高領女人微微偏頭,避開了白清歌的視線,道“不好意思,剛剛想到一位故人,不過白小姐您應該是誤會了什麼,我不僅沒有傷害您的同學,反而還救了她一命。”
“救了她一命,你什麼意思?”白清歌追問道。
“這其實也沒什麼,她帶著她的母親一起跳進了峽河裡,要不是救得及時,您現在恐怕也不會出現在這裡。”高領女人沒有隱瞞的說了出來。
她本來是不想解釋的,就算安排好了一切,也應該越快結束越好,可看到那張熟悉的臉,同樣高傲自負的聲音,不由自主的就解釋起來。

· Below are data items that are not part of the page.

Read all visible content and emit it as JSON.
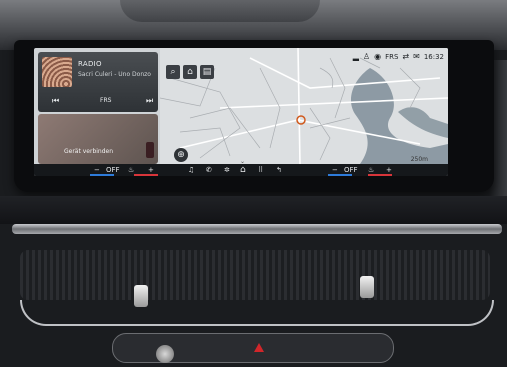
{
  "status": {
    "station": "FRS",
    "time": "16:32"
  },
  "map": {
    "tools": [
      {
        "icon": "search-icon",
        "glyph": "⌕"
      },
      {
        "icon": "poi-icon",
        "glyph": "⌂"
      },
      {
        "icon": "map-layers-icon",
        "glyph": "▤"
      }
    ],
    "scale_label": "250m"
  },
  "radio": {
    "title": "RADIO",
    "subtitle": "Sacri Culeri - Uno Donzo",
    "station": "FRS"
  },
  "phone": {
    "label": "Gerät verbinden"
  },
  "climate": {
    "left_temp": "OFF",
    "right_temp": "OFF",
    "minus": "−",
    "plus": "+"
  },
  "colors": {
    "accent_blue": "#2e7bd9",
    "accent_red": "#d8353a",
    "nav_orange": "#d05a1e"
  }
}
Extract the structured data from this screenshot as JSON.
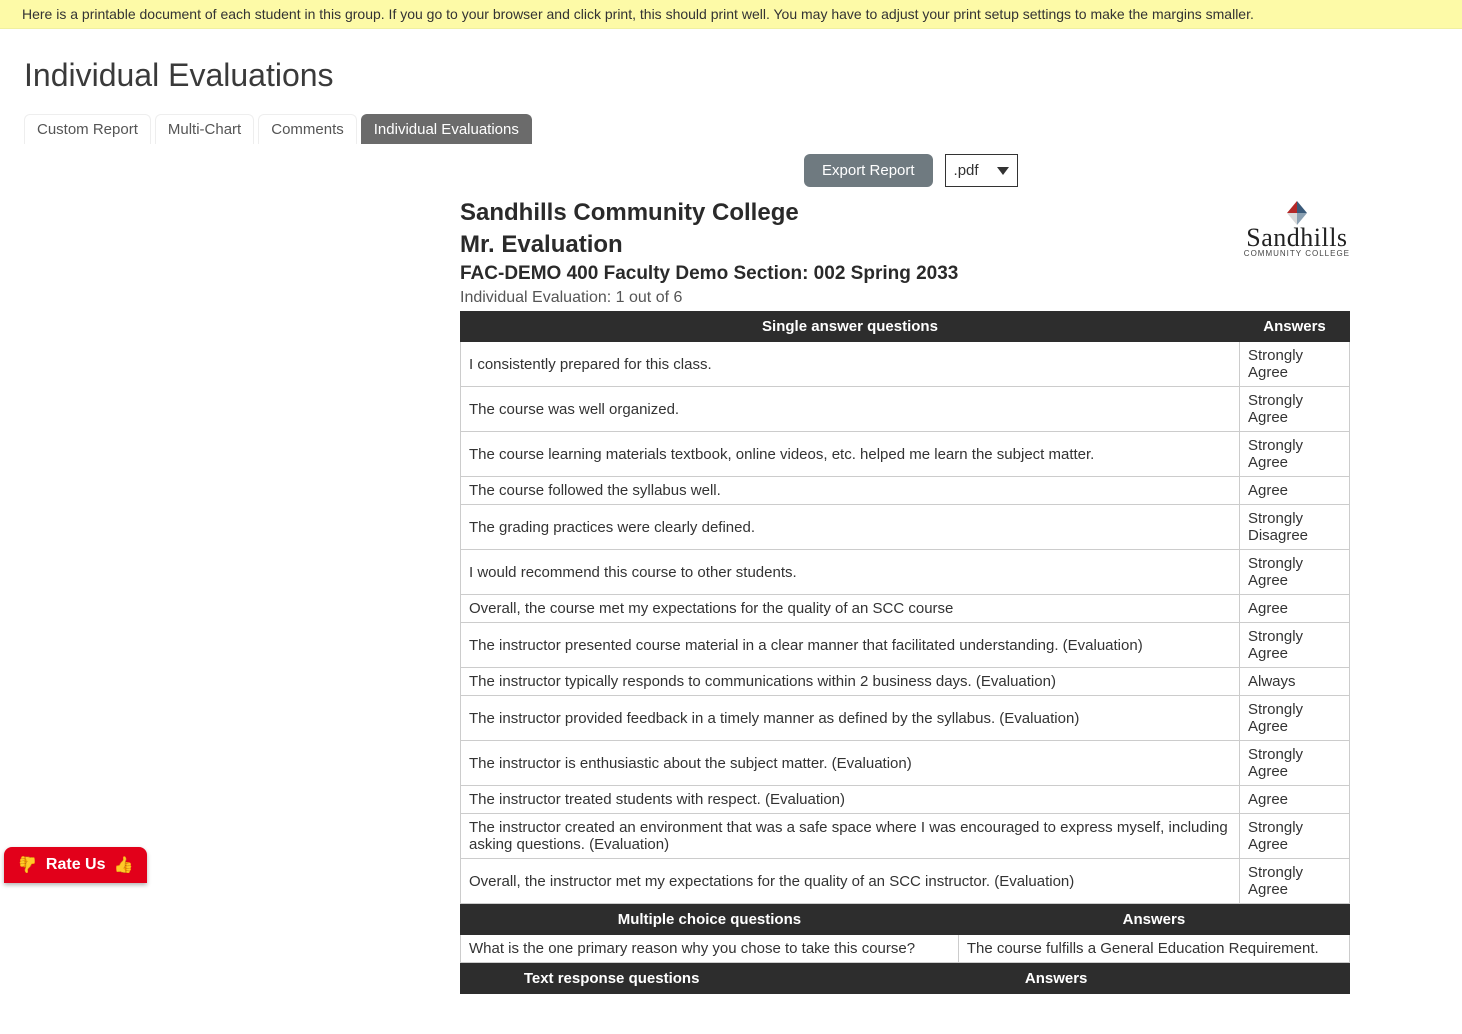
{
  "banner": "Here is a printable document of each student in this group. If you go to your browser and click print, this should print well. You may have to adjust your print setup settings to make the margins smaller.",
  "page_title": "Individual Evaluations",
  "tabs": [
    {
      "label": "Custom Report",
      "active": false
    },
    {
      "label": "Multi-Chart",
      "active": false
    },
    {
      "label": "Comments",
      "active": false
    },
    {
      "label": "Individual Evaluations",
      "active": true
    }
  ],
  "export": {
    "button": "Export Report",
    "format": ".pdf"
  },
  "report": {
    "institution": "Sandhills Community College",
    "instructor": "Mr. Evaluation",
    "course": "FAC-DEMO 400 Faculty Demo Section: 002 Spring 2033",
    "eval_index": "Individual Evaluation: 1 out of 6",
    "logo": {
      "text": "Sandhills",
      "sub": "COMMUNITY COLLEGE"
    }
  },
  "single_answer": {
    "header_q": "Single answer questions",
    "header_a": "Answers",
    "rows": [
      {
        "q": "I consistently prepared for this class.",
        "a": "Strongly Agree"
      },
      {
        "q": "The course was well organized.",
        "a": "Strongly Agree"
      },
      {
        "q": "The course learning materials textbook, online videos, etc. helped me learn the subject matter.",
        "a": "Strongly Agree"
      },
      {
        "q": "The course followed the syllabus well.",
        "a": "Agree"
      },
      {
        "q": "The grading practices were clearly defined.",
        "a": "Strongly Disagree"
      },
      {
        "q": "I would recommend this course to other students.",
        "a": "Strongly Agree"
      },
      {
        "q": "Overall, the course met my expectations for the quality of an SCC course",
        "a": "Agree"
      },
      {
        "q": "The instructor presented course material in a clear manner that facilitated understanding. (Evaluation)",
        "a": "Strongly Agree"
      },
      {
        "q": "The instructor typically responds to communications within 2 business days. (Evaluation)",
        "a": "Always"
      },
      {
        "q": "The instructor provided feedback in a timely manner as defined by the syllabus. (Evaluation)",
        "a": "Strongly Agree"
      },
      {
        "q": "The instructor is enthusiastic about the subject matter. (Evaluation)",
        "a": "Strongly Agree"
      },
      {
        "q": "The instructor treated students with respect. (Evaluation)",
        "a": "Agree"
      },
      {
        "q": "The instructor created an environment that was a safe space where I was encouraged to express myself, including asking questions. (Evaluation)",
        "a": "Strongly Agree"
      },
      {
        "q": "Overall, the instructor met my expectations for the quality of an SCC instructor. (Evaluation)",
        "a": "Strongly Agree"
      }
    ]
  },
  "multiple_choice": {
    "header_q": "Multiple choice questions",
    "header_a": "Answers",
    "rows": [
      {
        "q": "What is the one primary reason why you chose to take this course?",
        "a": "The course fulfills a General Education Requirement."
      }
    ]
  },
  "text_response": {
    "header_q": "Text response questions",
    "header_a": "Answers"
  },
  "rate_us": {
    "label": "Rate Us"
  }
}
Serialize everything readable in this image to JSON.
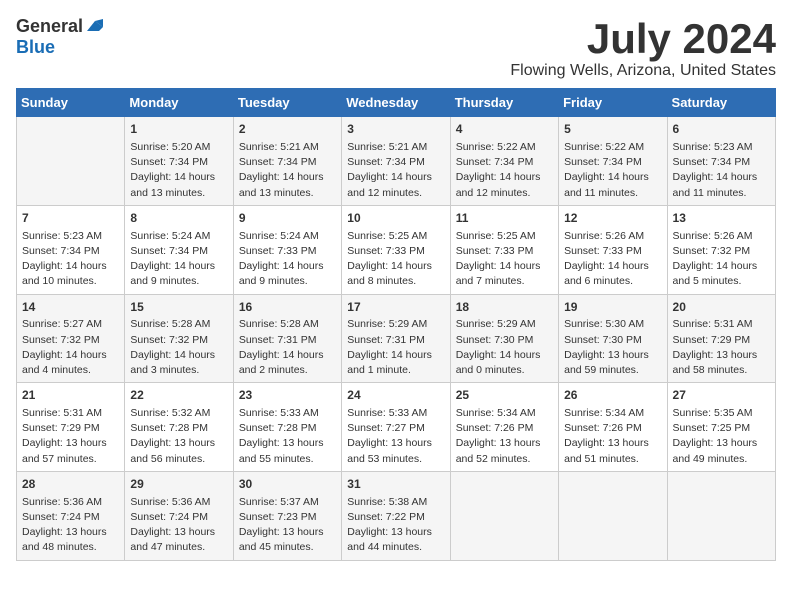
{
  "header": {
    "logo_general": "General",
    "logo_blue": "Blue",
    "month_title": "July 2024",
    "location": "Flowing Wells, Arizona, United States"
  },
  "days_of_week": [
    "Sunday",
    "Monday",
    "Tuesday",
    "Wednesday",
    "Thursday",
    "Friday",
    "Saturday"
  ],
  "weeks": [
    [
      {
        "day": "",
        "info": ""
      },
      {
        "day": "1",
        "info": "Sunrise: 5:20 AM\nSunset: 7:34 PM\nDaylight: 14 hours\nand 13 minutes."
      },
      {
        "day": "2",
        "info": "Sunrise: 5:21 AM\nSunset: 7:34 PM\nDaylight: 14 hours\nand 13 minutes."
      },
      {
        "day": "3",
        "info": "Sunrise: 5:21 AM\nSunset: 7:34 PM\nDaylight: 14 hours\nand 12 minutes."
      },
      {
        "day": "4",
        "info": "Sunrise: 5:22 AM\nSunset: 7:34 PM\nDaylight: 14 hours\nand 12 minutes."
      },
      {
        "day": "5",
        "info": "Sunrise: 5:22 AM\nSunset: 7:34 PM\nDaylight: 14 hours\nand 11 minutes."
      },
      {
        "day": "6",
        "info": "Sunrise: 5:23 AM\nSunset: 7:34 PM\nDaylight: 14 hours\nand 11 minutes."
      }
    ],
    [
      {
        "day": "7",
        "info": "Sunrise: 5:23 AM\nSunset: 7:34 PM\nDaylight: 14 hours\nand 10 minutes."
      },
      {
        "day": "8",
        "info": "Sunrise: 5:24 AM\nSunset: 7:34 PM\nDaylight: 14 hours\nand 9 minutes."
      },
      {
        "day": "9",
        "info": "Sunrise: 5:24 AM\nSunset: 7:33 PM\nDaylight: 14 hours\nand 9 minutes."
      },
      {
        "day": "10",
        "info": "Sunrise: 5:25 AM\nSunset: 7:33 PM\nDaylight: 14 hours\nand 8 minutes."
      },
      {
        "day": "11",
        "info": "Sunrise: 5:25 AM\nSunset: 7:33 PM\nDaylight: 14 hours\nand 7 minutes."
      },
      {
        "day": "12",
        "info": "Sunrise: 5:26 AM\nSunset: 7:33 PM\nDaylight: 14 hours\nand 6 minutes."
      },
      {
        "day": "13",
        "info": "Sunrise: 5:26 AM\nSunset: 7:32 PM\nDaylight: 14 hours\nand 5 minutes."
      }
    ],
    [
      {
        "day": "14",
        "info": "Sunrise: 5:27 AM\nSunset: 7:32 PM\nDaylight: 14 hours\nand 4 minutes."
      },
      {
        "day": "15",
        "info": "Sunrise: 5:28 AM\nSunset: 7:32 PM\nDaylight: 14 hours\nand 3 minutes."
      },
      {
        "day": "16",
        "info": "Sunrise: 5:28 AM\nSunset: 7:31 PM\nDaylight: 14 hours\nand 2 minutes."
      },
      {
        "day": "17",
        "info": "Sunrise: 5:29 AM\nSunset: 7:31 PM\nDaylight: 14 hours\nand 1 minute."
      },
      {
        "day": "18",
        "info": "Sunrise: 5:29 AM\nSunset: 7:30 PM\nDaylight: 14 hours\nand 0 minutes."
      },
      {
        "day": "19",
        "info": "Sunrise: 5:30 AM\nSunset: 7:30 PM\nDaylight: 13 hours\nand 59 minutes."
      },
      {
        "day": "20",
        "info": "Sunrise: 5:31 AM\nSunset: 7:29 PM\nDaylight: 13 hours\nand 58 minutes."
      }
    ],
    [
      {
        "day": "21",
        "info": "Sunrise: 5:31 AM\nSunset: 7:29 PM\nDaylight: 13 hours\nand 57 minutes."
      },
      {
        "day": "22",
        "info": "Sunrise: 5:32 AM\nSunset: 7:28 PM\nDaylight: 13 hours\nand 56 minutes."
      },
      {
        "day": "23",
        "info": "Sunrise: 5:33 AM\nSunset: 7:28 PM\nDaylight: 13 hours\nand 55 minutes."
      },
      {
        "day": "24",
        "info": "Sunrise: 5:33 AM\nSunset: 7:27 PM\nDaylight: 13 hours\nand 53 minutes."
      },
      {
        "day": "25",
        "info": "Sunrise: 5:34 AM\nSunset: 7:26 PM\nDaylight: 13 hours\nand 52 minutes."
      },
      {
        "day": "26",
        "info": "Sunrise: 5:34 AM\nSunset: 7:26 PM\nDaylight: 13 hours\nand 51 minutes."
      },
      {
        "day": "27",
        "info": "Sunrise: 5:35 AM\nSunset: 7:25 PM\nDaylight: 13 hours\nand 49 minutes."
      }
    ],
    [
      {
        "day": "28",
        "info": "Sunrise: 5:36 AM\nSunset: 7:24 PM\nDaylight: 13 hours\nand 48 minutes."
      },
      {
        "day": "29",
        "info": "Sunrise: 5:36 AM\nSunset: 7:24 PM\nDaylight: 13 hours\nand 47 minutes."
      },
      {
        "day": "30",
        "info": "Sunrise: 5:37 AM\nSunset: 7:23 PM\nDaylight: 13 hours\nand 45 minutes."
      },
      {
        "day": "31",
        "info": "Sunrise: 5:38 AM\nSunset: 7:22 PM\nDaylight: 13 hours\nand 44 minutes."
      },
      {
        "day": "",
        "info": ""
      },
      {
        "day": "",
        "info": ""
      },
      {
        "day": "",
        "info": ""
      }
    ]
  ]
}
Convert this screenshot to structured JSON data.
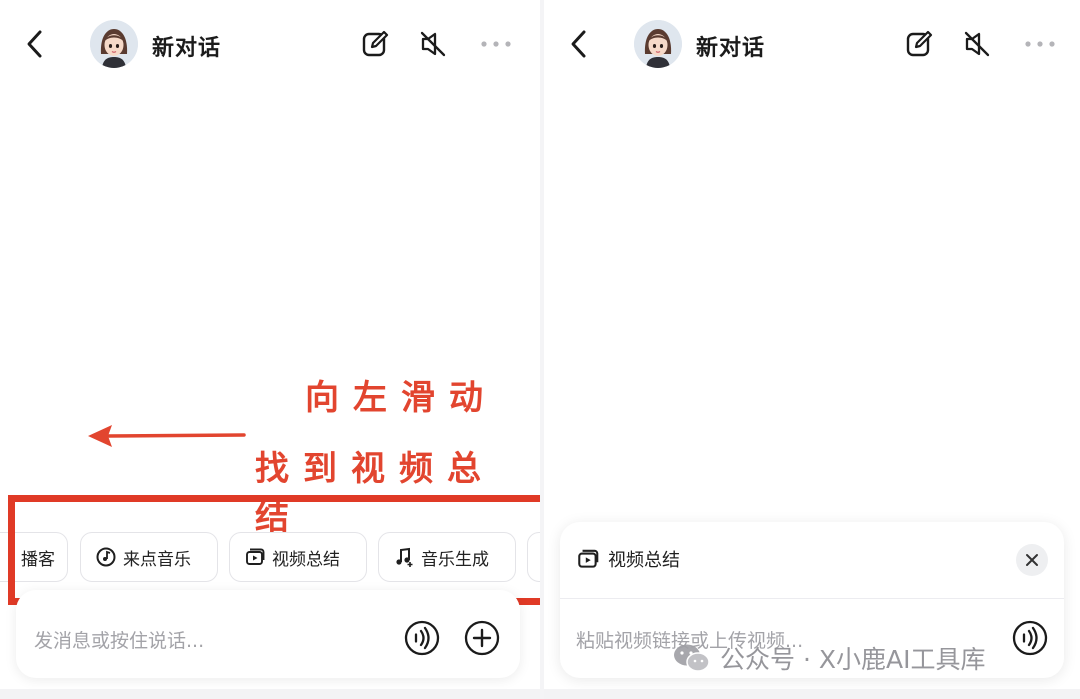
{
  "left": {
    "title": "新对话",
    "chips": [
      {
        "label": "播客",
        "icon": "podcast-icon"
      },
      {
        "label": "来点音乐",
        "icon": "music-disc-icon"
      },
      {
        "label": "视频总结",
        "icon": "video-summary-icon"
      },
      {
        "label": "音乐生成",
        "icon": "music-note-icon"
      }
    ],
    "input_placeholder": "发消息或按住说话...",
    "annotation_line1": "向左滑动",
    "annotation_line2": "找到视频总结"
  },
  "right": {
    "title": "新对话",
    "card_title": "视频总结",
    "input_placeholder": "粘贴视频链接或上传视频..."
  },
  "watermark": "公众号 · X小鹿AI工具库",
  "colors": {
    "annotation_red": "#e2452f",
    "chip_border": "#e4e4e8",
    "placeholder_gray": "#a3a3a8"
  }
}
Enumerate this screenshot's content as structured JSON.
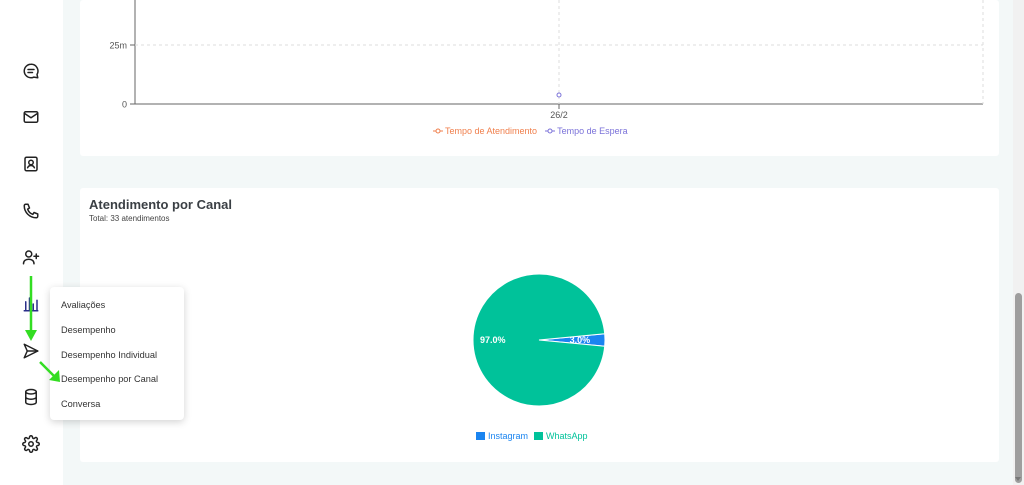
{
  "sidebar": {
    "items": [
      {
        "icon": "chat-icon"
      },
      {
        "icon": "mail-icon"
      },
      {
        "icon": "contact-card-icon"
      },
      {
        "icon": "phone-icon"
      },
      {
        "icon": "user-plus-icon"
      },
      {
        "icon": "bar-chart-icon"
      },
      {
        "icon": "send-icon"
      },
      {
        "icon": "database-icon"
      },
      {
        "icon": "gear-icon"
      }
    ]
  },
  "menu": {
    "items": [
      {
        "label": "Avaliações"
      },
      {
        "label": "Desempenho"
      },
      {
        "label": "Desempenho Individual"
      },
      {
        "label": "Desempenho por Canal"
      },
      {
        "label": "Conversa"
      }
    ]
  },
  "line_card": {
    "ytick_25": "25m",
    "ytick_0": "0",
    "xtick": "26/2",
    "legend": [
      {
        "label": "Tempo de Atendimento",
        "color": "#f07f4c"
      },
      {
        "label": "Tempo de Espera",
        "color": "#7b72d9"
      }
    ]
  },
  "pie_card": {
    "title": "Atendimento por Canal",
    "subtitle": "Total: 33 atendimentos",
    "legend": [
      {
        "label": "Instagram",
        "color": "#1a84f0"
      },
      {
        "label": "WhatsApp",
        "color": "#00c29a"
      }
    ]
  },
  "chart_data": [
    {
      "type": "line",
      "x": [
        "26/2"
      ],
      "yticks": [
        "25m",
        "0"
      ],
      "series": [
        {
          "name": "Tempo de Atendimento",
          "color": "#f07f4c",
          "values": [
            null
          ]
        },
        {
          "name": "Tempo de Espera",
          "color": "#7b72d9",
          "values": [
            4
          ]
        }
      ],
      "grid": true,
      "legend": "bottom"
    },
    {
      "type": "pie",
      "title": "Atendimento por Canal",
      "subtitle": "Total: 33 atendimentos",
      "slices": [
        {
          "name": "Instagram",
          "value": 3.0,
          "label": "3.0%",
          "color": "#1a84f0"
        },
        {
          "name": "WhatsApp",
          "value": 97.0,
          "label": "97.0%",
          "color": "#00c29a"
        }
      ],
      "legend": "bottom"
    }
  ]
}
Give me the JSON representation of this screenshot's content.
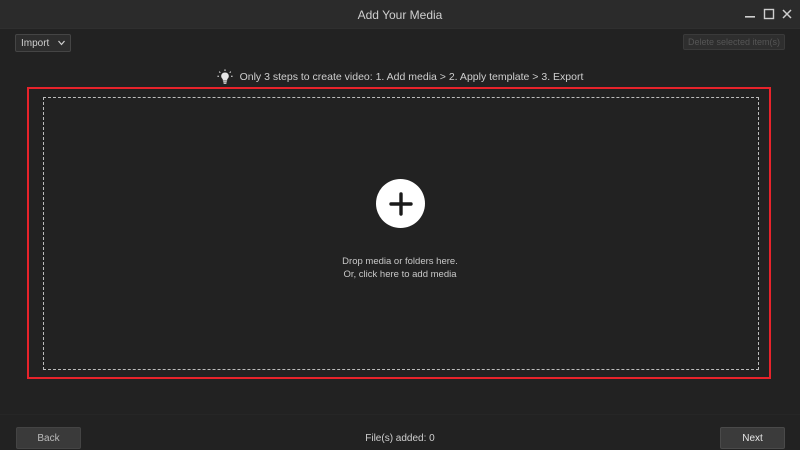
{
  "window": {
    "title": "Add Your Media",
    "controls": [
      "minimize-icon",
      "maximize-icon",
      "close-icon"
    ]
  },
  "toolbar": {
    "import_label": "Import",
    "delete_label": "Delete selected item(s)"
  },
  "tip": {
    "icon": "lightbulb-icon",
    "text": "Only 3 steps to create video: 1. Add media > 2. Apply template > 3. Export"
  },
  "dropzone": {
    "icon": "plus-icon",
    "line1": "Drop media or folders here.",
    "line2": "Or, click here to add media",
    "highlight_color": "#e8232b"
  },
  "footer": {
    "back_label": "Back",
    "files_added": "File(s) added: 0",
    "next_label": "Next"
  }
}
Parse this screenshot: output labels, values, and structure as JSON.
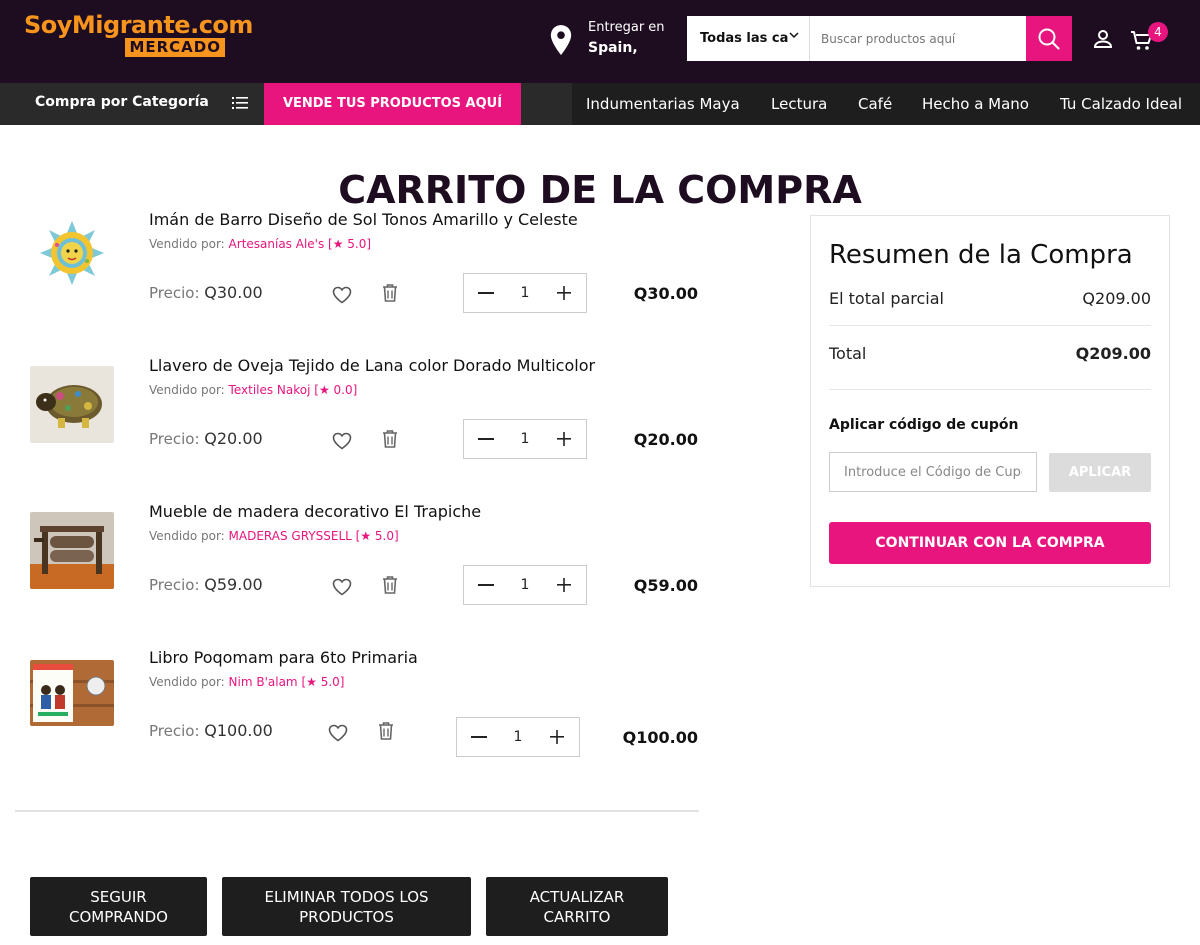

她一直都在心裡嘲笑並擔憂老板,原來自己也深陷舊人而不自知。
不,這個人不是她,自己現在這樣服從,當作代替品的想法,無疑是對她的侮辱。
要不要改變計劃,就在這裡除掉她,斷了一切,拋棄掉一切,她們才有可能複仇成功,‘偽物’本就不該存在。
白清歌無法透過墨鏡,看見女人複雜閃動著寒光的神情。
白清歌總算是知道,同桌為什麼突然這麼反常了。
“那她的母親?”白清歌下意識的將聲音降低,雖然在詢問,但心裡早就有答案了。
“死了,白小姐,您如果想知道事情的經過,之後可以去問當事人。
“現在我們還是趕緊走吧,您應該也想快點把她接走吧。”女人穩定住心境,不想再多言語。
鐵門發出嘎吱嘎吱的聲音被關上,像是笑聲,在嘲笑角落裡的那個小醜。
她知道了,白同學還會來嗎,肯定不會來了吧,親手殺了自己母親的人,又有什麼資格得到拯救呢?
這樣就好了,白同學如果能夠安全的離開,也算是她唯一報答白同學的事情了。
這樣就好了,殺了生養自己的人,就該呆在角落裡,無人知道的地方,安靜的死去,腐爛、發臭,這是她的宿命。
不該貪戀,不該奢求。
仿佛又回到了昨天,抱著母親一同墜入了河裡。
冰涼刺骨的河水,叫罵掙紮的母親,一切的貪婪與罪惡,都一同沉入,那寧靜而清澈的水底,這一次,不會再有人來了……
“嘎──吱──”那扇愛嘲笑的門,再一次發出了笑聲。
而這一次,門嘲笑的是死神。
闞致羽錯愕的抬起頭,自己的咬住的手腕,被輕輕拿出來。
酒精擦拭著傷口,消毒帶來的刺激,好疼,真的好疼。
豆大的淚珠滴在了紗布上,像是新生嬰兒,第一聲啼哭出的眼淚。
“知道疼了?”白清歌像是哄妹妹的溫柔姐姐一樣問道。
沒有打理的腦袋,輕輕的點了點頭。
下一刻,又變成了一位嚴厲的家長,“給我憋著。”
闞致羽一直以來都是個聽話的好孩子,連吸了好幾下鼻子,可淚水像是開了閥門一樣,怎麼止也止不住,。
闞致羽隻能嘗試以前止淚目的辦法,那就是憋氣,隻要喘不過氣,淚水自然而然就止住了。